Le projet de pick-up Volkswagen aux États-Unis s’inscrit dans une refonte profonde des activités de la marque, avec une production locale visée avant 2030 et la possibilité d’un partenariat avec Ford.
Volkswagen revoit toute sa gamme américaine
Volkswagen prépare une refonte complète de sa gamme aux États-Unis. Chaque modèle est passé en revue, et certains pourraient disparaître du catalogue. L’objectif est de mieux adapter l’offre à un marché dominé par des catégories qui conservent des volumes élevés et de solides marges.

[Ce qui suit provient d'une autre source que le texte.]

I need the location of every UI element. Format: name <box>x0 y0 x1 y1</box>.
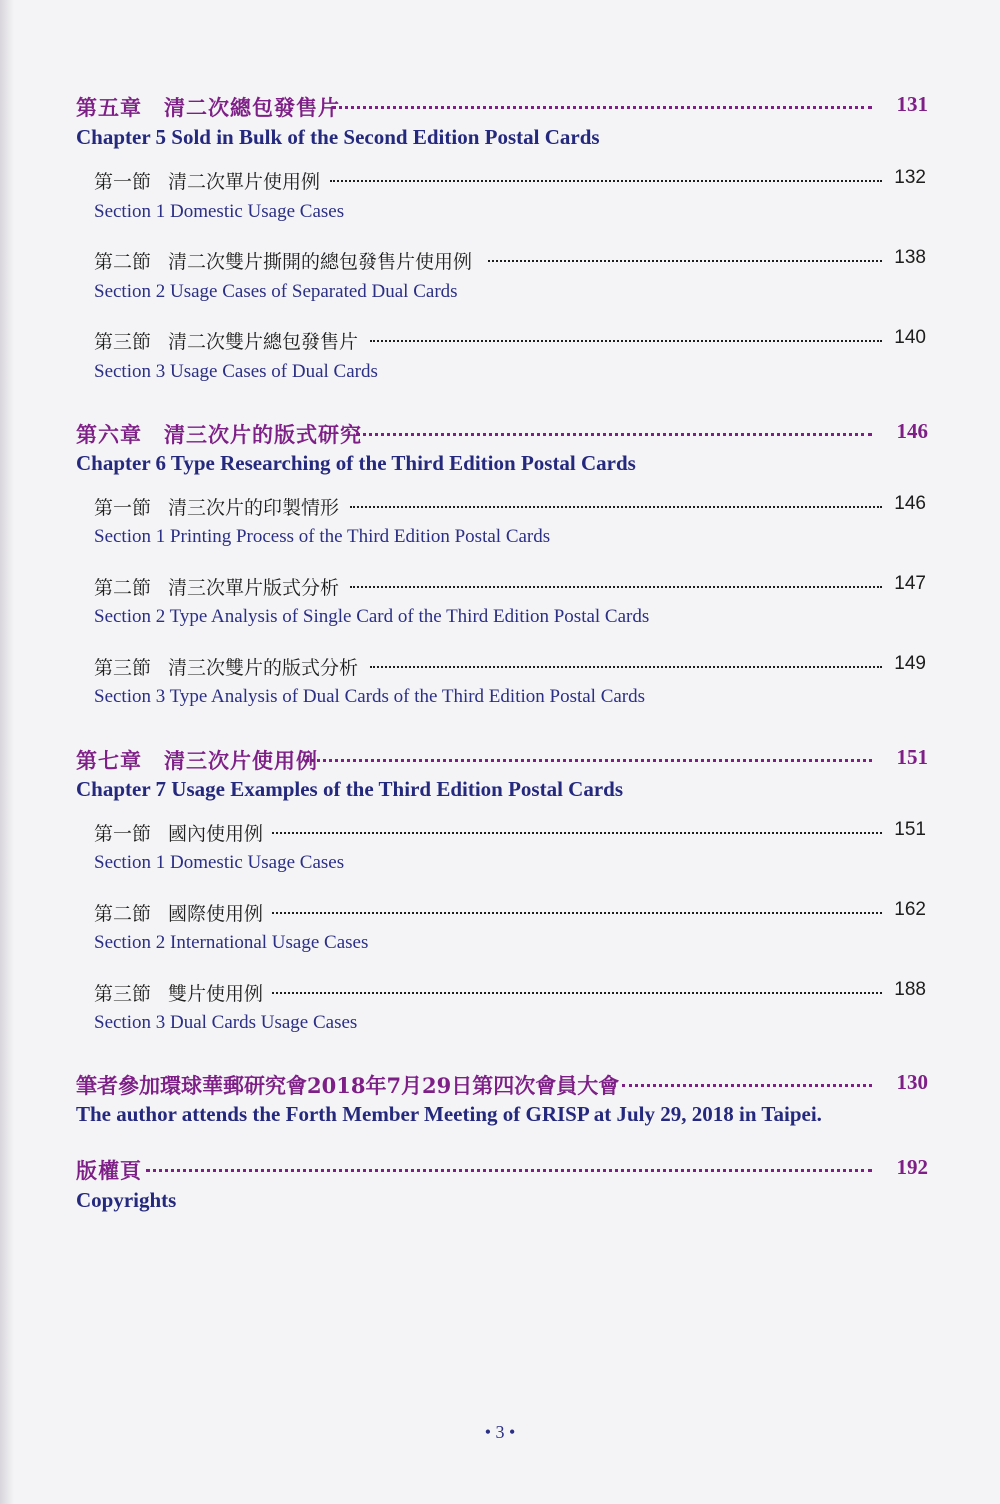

Ce mouvement s’accompagne d’un changement de direction. Marco Schubert, directeur des ventes d’Audi sur le départ, devrait prendre la tête des activités américaines de Volkswagen. Il remplacera Kjell Gruner, qui quitte l’entreprise. Cette nomination place un nouveau responsable aux commandes au moment où la marque doit revoir à la fois ses produits, sa production et son positionnement.
Thomas Schäfer, patron de la marque VW, voit dans les pick-up et les grands SUV deux axes de développement aux États-Unis. Le niveau de la demande et des marges dans ces catégories justifie cette priorité. Le pick-up constitue le virage le plus net, puisque Volkswagen ne propose actuellement aucun modèle de ce type sur le marché américain.
Un pick-up Volkswagen aux États-Unis avant 2030
Le constructeur vise le lancement de son premier pick-up destiné au marché américain avant 2030. Le véhicule doit être fabriqué aux États-Unis, tandis que son mode de développement reste à définir. Volkswagen peut le concevoir en interne, travailler avec des fournisseurs ou s’associer à un autre constructeur.
La marque dispose déjà d’une implantation industrielle à Chattanooga, dans le Tennessee. Le site produit le SUV Atlas ainsi qu’un modèle dérivé. La production de l’ID.4 électrique y a cependant été réduite plus tôt que prévu au mois d’avril. Rien n’indique pour autant que Chattanooga ait été choisi pour assembler le futur pick-up.
Une fabrication américaine permettrait à Volkswagen de renforcer son ancrage industriel dans le pays. L’enjeu prend une importance particulière alors que plusieurs modèles importés du Mexique sont soumis aux droits de douane instaurés par le président américain Donald Trump. Le projet reste néanmoins distinct de la révision du catalogue actuel, qui pourrait entraîner la disparition de certaines références.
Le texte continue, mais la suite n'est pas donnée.